Strona:Henryk Sienkiewicz-Ogniem i mieczem (1901) t.2.djvu/062

Ta strona została uwierzytelniona.

— On z Czehryna prijchaw. Tam Lachiw riżut.
— A wiesz ty, chłopie, kto do Czehryna za nami jedzie?
— Kto takij?
— Kniaź Jarema!
Zuchwałe twarze czabanów spokorniały w jednej chwili. Wszyscy jakby na komendę poodkrywali głowy.
— A wiecie wy, chamy — mówił dalej pan Zagłoba — co Lachy robią z takimi co riżut? oni takich wiszajut. A wiecie ile kniaź Jarema wojska prowadzi, a wiecie, że on nie dalej jak pół mili stąd? A co, psie dusze? Dudy w miech? Jak to wy nas tu przyjęli? Studnia wam wyschła? wody dla koni nie macie? A basałyki! a kobyle dzieci! pokażę ja wam!
Ne serdyteś, pane! Studnia wyschła. My sami do Kahamliku jeździm poić i wodę dla siebie nosimy.
— A skurczybyki!
— Prostyte, pane. Studnia wyschła. Każecie, to skoczym po wodę.
— Obejdzie się bez was, sam pojadę z pachołkiem.
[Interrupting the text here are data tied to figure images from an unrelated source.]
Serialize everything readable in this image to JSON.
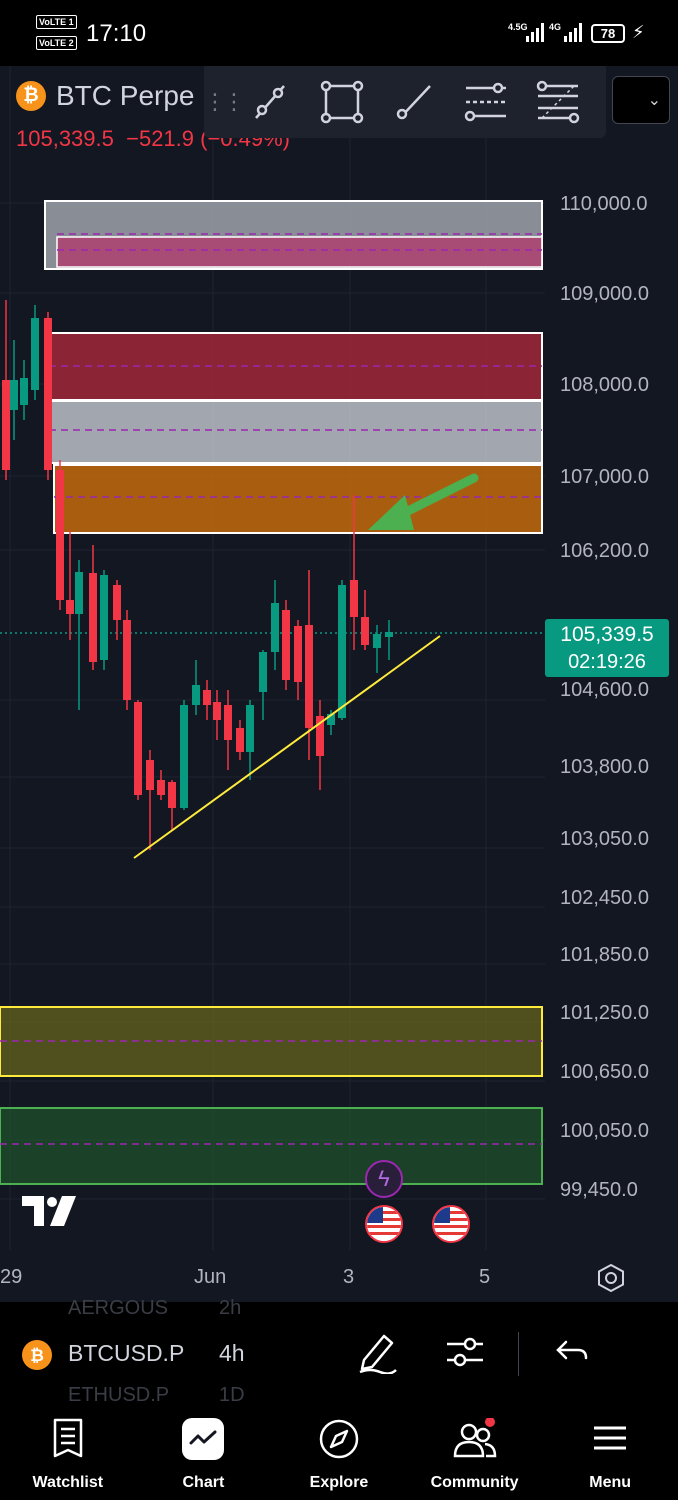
{
  "status_bar": {
    "sim1": "VoLTE 1",
    "sim2": "VoLTE 2",
    "time": "17:10",
    "net1": "4.5G",
    "net2": "4G",
    "battery": "78"
  },
  "chart": {
    "symbol_title": "BTC Perpe",
    "price": "105,339.5",
    "change": "−521.9 (−0.49%)",
    "timeframe_dropdown_icon": "chevron-down-icon",
    "price_axis": [
      "110,000.0",
      "109,000.0",
      "108,000.0",
      "107,000.0",
      "106,200.0",
      "104,600.0",
      "103,800.0",
      "103,050.0",
      "102,450.0",
      "101,850.0",
      "101,250.0",
      "100,650.0",
      "100,050.0",
      "99,450.0"
    ],
    "time_axis": [
      "29",
      "Jun",
      "3",
      "5"
    ],
    "last_price_tag": {
      "price": "105,339.5",
      "countdown": "02:19:26"
    },
    "up_color": "#089981",
    "down_color": "#f23645"
  },
  "drawing_toolbar": {
    "tools": [
      "trend-line-icon",
      "rectangle-icon",
      "ray-line-icon",
      "parallel-channel-icon",
      "fib-retracement-icon"
    ]
  },
  "symbol_bar": {
    "ghost_top": "AERGOUS",
    "ghost_top_tf": "2h",
    "symbol": "BTCUSD.P",
    "timeframe": "4h",
    "ghost_bottom": "ETHUSD.P",
    "ghost_bottom_tf": "1D"
  },
  "nav": {
    "items": [
      {
        "label": "Watchlist"
      },
      {
        "label": "Chart"
      },
      {
        "label": "Explore"
      },
      {
        "label": "Community"
      },
      {
        "label": "Menu"
      }
    ]
  }
}
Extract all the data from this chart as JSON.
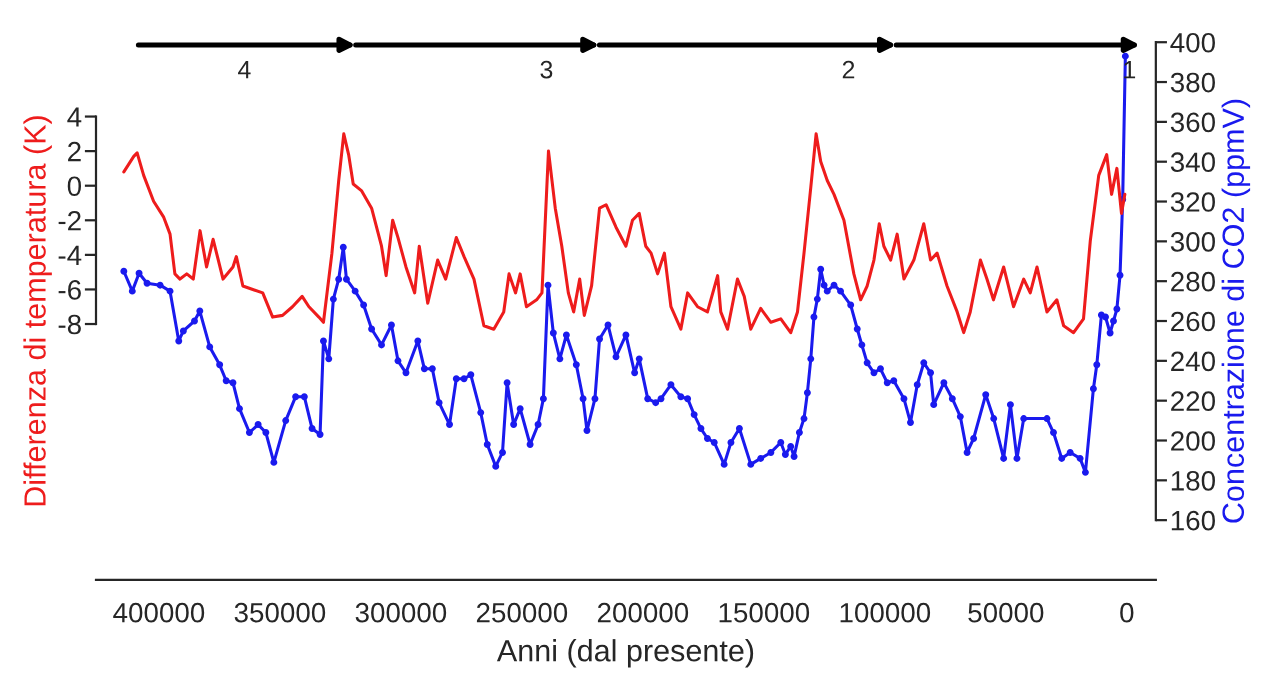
{
  "chart_data": {
    "type": "line",
    "xlabel": "Anni (dal presente)",
    "ylabel": "Differenza di temperatura (K)",
    "y2label": "Concentrazione di CO2 (ppmV)",
    "xlim": [
      426000,
      -12000
    ],
    "xticks": [
      400000,
      350000,
      300000,
      250000,
      200000,
      150000,
      100000,
      50000,
      0
    ],
    "ylim": [
      -22.8,
      8.3
    ],
    "yticks": [
      -8,
      -6,
      -4,
      -2,
      0,
      2,
      4
    ],
    "y2lim": [
      130,
      400
    ],
    "y2ticks": [
      160,
      180,
      200,
      220,
      240,
      260,
      280,
      300,
      320,
      340,
      360,
      380,
      400
    ],
    "grid": false,
    "legend": false,
    "series": [
      {
        "color": "#ee1c1c",
        "marker": "none",
        "x": [
          414500,
          410400,
          409000,
          406300,
          402200,
          398100,
          395400,
          393400,
          391300,
          388500,
          385800,
          383000,
          380300,
          377600,
          373500,
          369400,
          368000,
          365300,
          361200,
          357100,
          353000,
          348900,
          344800,
          340800,
          338000,
          333900,
          332000,
          328500,
          325700,
          323600,
          321600,
          319700,
          316200,
          312100,
          308000,
          306100,
          303400,
          301200,
          297900,
          294300,
          292400,
          288900,
          284800,
          281500,
          277100,
          273900,
          269800,
          265700,
          261600,
          257500,
          255300,
          252600,
          250700,
          248100,
          243900,
          241700,
          239000,
          236200,
          233500,
          230800,
          228600,
          226100,
          224200,
          221200,
          217900,
          215200,
          211100,
          207000,
          204300,
          201500,
          198800,
          196600,
          193900,
          191100,
          188400,
          184300,
          181500,
          177400,
          173300,
          169100,
          167800,
          165000,
          160900,
          158100,
          155400,
          151300,
          147100,
          143000,
          138900,
          136100,
          133400,
          130600,
          128400,
          126500,
          123800,
          121000,
          116900,
          112800,
          110000,
          107300,
          104500,
          102300,
          100400,
          97600,
          94900,
          92100,
          88000,
          83900,
          81100,
          78400,
          74300,
          70100,
          67400,
          64700,
          60500,
          57800,
          55100,
          50900,
          46800,
          42600,
          39900,
          37100,
          33000,
          28900,
          26100,
          22000,
          17900,
          15100,
          11600,
          8300,
          6300,
          4100,
          2200,
          800
        ],
        "values": [
          0.8,
          1.7,
          1.9,
          0.6,
          -0.9,
          -1.8,
          -2.8,
          -5.1,
          -5.4,
          -5.1,
          -5.4,
          -2.6,
          -4.7,
          -3.1,
          -5.4,
          -4.7,
          -4.1,
          -5.8,
          -6.0,
          -6.2,
          -7.6,
          -7.5,
          -7.0,
          -6.4,
          -7.0,
          -7.6,
          -7.9,
          -3.9,
          0.3,
          3.0,
          1.8,
          0.1,
          -0.3,
          -1.3,
          -3.5,
          -5.2,
          -2.0,
          -3.0,
          -4.7,
          -6.2,
          -3.5,
          -6.8,
          -4.3,
          -5.4,
          -3.0,
          -4.1,
          -5.4,
          -8.1,
          -8.3,
          -7.3,
          -5.1,
          -6.2,
          -5.1,
          -7.0,
          -6.6,
          -6.2,
          2.0,
          -1.3,
          -3.5,
          -6.2,
          -7.3,
          -5.4,
          -7.5,
          -5.8,
          -1.3,
          -1.1,
          -2.4,
          -3.5,
          -2.0,
          -1.6,
          -3.5,
          -3.9,
          -5.1,
          -3.9,
          -7.0,
          -8.3,
          -6.2,
          -7.0,
          -7.3,
          -5.2,
          -7.3,
          -8.3,
          -5.4,
          -6.4,
          -8.3,
          -7.1,
          -7.9,
          -7.7,
          -8.5,
          -7.3,
          -3.9,
          -0.1,
          3.0,
          1.4,
          0.3,
          -0.5,
          -2.0,
          -5.1,
          -6.6,
          -5.8,
          -4.3,
          -2.2,
          -3.5,
          -4.3,
          -2.8,
          -5.4,
          -4.3,
          -2.2,
          -4.3,
          -3.9,
          -5.8,
          -7.3,
          -8.5,
          -7.3,
          -4.3,
          -5.4,
          -6.6,
          -4.7,
          -7.0,
          -5.4,
          -6.2,
          -4.7,
          -7.3,
          -6.6,
          -8.1,
          -8.5,
          -7.7,
          -3.2,
          0.6,
          1.8,
          -0.5,
          1.0,
          -1.6,
          -0.5
        ]
      },
      {
        "color": "#1a1aee",
        "marker": "circle",
        "axis": "y2",
        "x": [
          414500,
          411000,
          408200,
          404900,
          399500,
          395400,
          391800,
          389900,
          385300,
          383100,
          379000,
          374900,
          372200,
          369400,
          366700,
          362600,
          359000,
          355800,
          352500,
          347600,
          343500,
          339900,
          336700,
          333400,
          332000,
          329800,
          327900,
          325700,
          323800,
          322500,
          318900,
          315400,
          312100,
          308000,
          303900,
          301200,
          297900,
          293000,
          290300,
          287000,
          284200,
          279900,
          277100,
          273900,
          271100,
          267000,
          264300,
          260800,
          258000,
          256100,
          253400,
          250700,
          246600,
          243300,
          241100,
          239200,
          237000,
          234300,
          231600,
          227500,
          224700,
          223100,
          219800,
          217900,
          214400,
          211100,
          207000,
          203400,
          201500,
          198000,
          194700,
          192500,
          188400,
          184300,
          181500,
          178800,
          176000,
          173300,
          170500,
          166400,
          163600,
          160100,
          155400,
          151300,
          147100,
          143000,
          141100,
          138900,
          137500,
          135300,
          133400,
          132000,
          130600,
          129300,
          127900,
          126500,
          125100,
          123800,
          121000,
          118300,
          114100,
          111400,
          109500,
          107300,
          104500,
          101800,
          99000,
          96300,
          92100,
          89400,
          86600,
          83900,
          81100,
          79800,
          75600,
          72100,
          68800,
          66000,
          63300,
          58300,
          55000,
          50900,
          48100,
          45400,
          42600,
          33000,
          30300,
          26900,
          23400,
          19300,
          17100,
          13800,
          12400,
          10500,
          8800,
          6900,
          5500,
          4100,
          2800,
          1700,
          600
        ],
        "values": [
          285,
          275,
          284,
          279,
          278,
          275,
          250,
          255,
          260,
          265,
          247,
          238,
          230,
          229,
          216,
          204,
          208,
          204,
          189,
          210,
          222,
          222,
          206,
          203,
          250,
          241,
          271,
          281,
          297,
          281,
          275,
          268,
          256,
          248,
          258,
          240,
          234,
          250,
          236,
          236,
          219,
          208,
          231,
          231,
          233,
          214,
          198,
          187,
          194,
          229,
          208,
          216,
          198,
          208,
          221,
          278,
          254,
          241,
          253,
          238,
          221,
          205,
          221,
          251,
          258,
          242,
          253,
          234,
          241,
          221,
          219,
          221,
          228,
          222,
          221,
          213,
          206,
          201,
          199,
          188,
          199,
          206,
          188,
          191,
          194,
          199,
          193,
          197,
          192,
          204,
          211,
          224,
          241,
          262,
          271,
          286,
          278,
          275,
          278,
          275,
          268,
          256,
          248,
          239,
          234,
          236,
          229,
          230,
          221,
          209,
          228,
          239,
          234,
          218,
          229,
          221,
          212,
          194,
          201,
          223,
          211,
          191,
          218,
          191,
          211,
          211,
          204,
          191,
          194,
          191,
          184,
          226,
          238,
          263,
          262,
          254,
          260,
          266,
          283,
          321,
          393
        ]
      }
    ],
    "annotations": [
      "4",
      "3",
      "2",
      "1"
    ]
  }
}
Gdzie tu Kahamlik? — spytał groźnie.
— Ot, dwie staje stąd! — rzekł kosooki, pokazując na pas zarośli.
— A do gościńca czy tędy muszę wracać, czy brzegiem dojedzie?
— Dojedzie, panie. Milę stąd rzeka do gościńca skręca.
— Pachołek, ruszaj przodem! — rzekł pan Zagłoba, zwracając się do Heleny.
Mniemany pachołek skręcił konia na miejscu i poskoczył.